When the peer-to-peer (P2P) file distribution technology known as BitTorrent hit the scene back in 2002, it was a major breakthrough in file downloading. Now, a new technology based on BitTorrent is looking to entirely revolutionize how the web works and companies like Netflix have taken notice. The project is called WebTorrent and it was launched by Feross Aboukhadijeh, who is a Stanford University graduate with significant peer-to-peer experience. He is the founder of PeerCDN, a content delivery network based on P2P which was sold to Yahoo in late 2013. 

BitTorrent has long held public interest and hope for consumer purposes. The communications protocol distributes large amounts of data over the Internet and since its introduction, its usage has grown. Depending on the source, BitTorrent downloads account for approximately 43 percent to 70 percent of all Internet traffic, an amount that reaches the order of petabytes of monthly data.
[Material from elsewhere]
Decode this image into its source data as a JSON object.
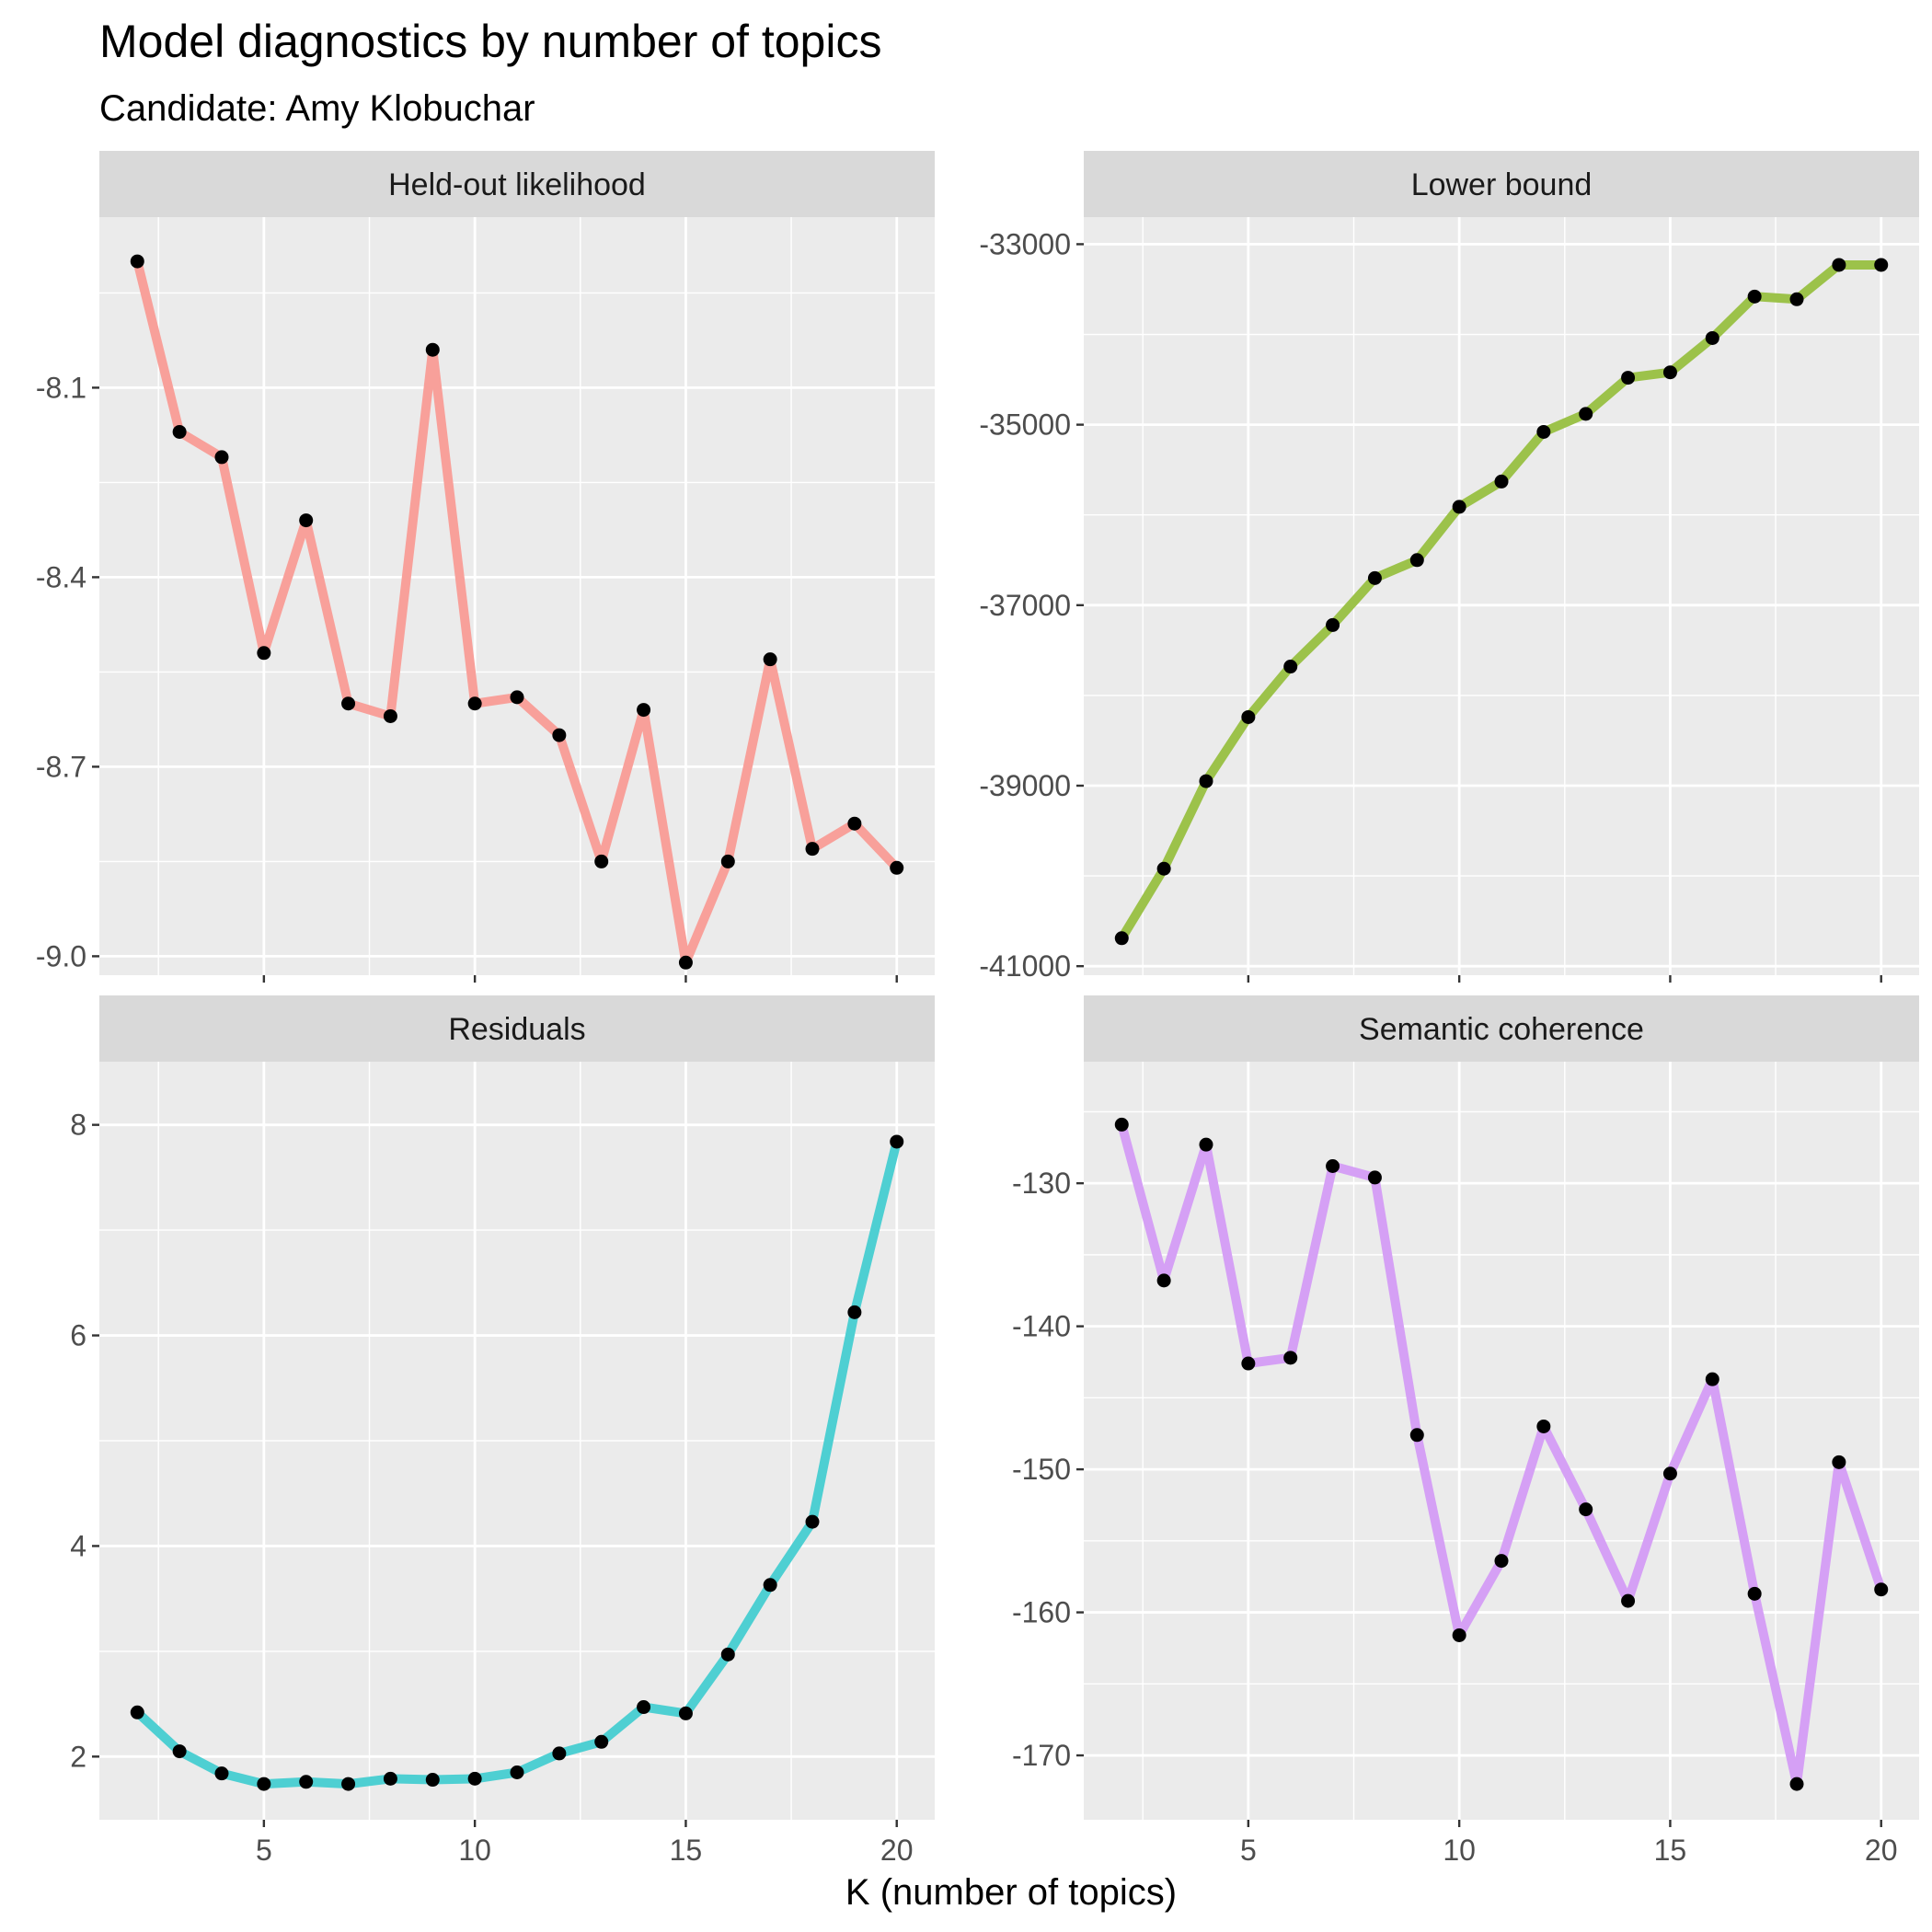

Online streaming has impacted the popularity of BitTorrent in recent years. That is exactly where WebTorrent is filling the gap in between streaming and P2P, and that is the reason Netflix has expressed interest in the project. By combining the two, WebTorrent looks to put together browser-based streaming and distributed file sharing, enabling quality, speed, and reliability at the same time.  

In this construct, users help host the video content of a site, making the experience fast, resilient, and capable of meeting the high demands of video streaming in an entirely new way. WebTorrent has been built to allow users to participate in the network directly from the browser, without a need to install or configure anything. Being tied to popular browsers in this way, the audience is open to hundreds of millions of potential users.

A few months ago, Netflix contacted Feross to discuss the technology which could ultimately help stream their popular video service. Netflix could realize serious improvements in reliability and capacity.

More than any lab project, the product is already on display on the homepage where users can see the ease of use built into video sharing and streaming features. For now, there is a lot of work to be done. Internet Explorer notably is not compliant with the underlying technology known as WebRTC. This project is one to keep tabs on as video sharing continues to grow.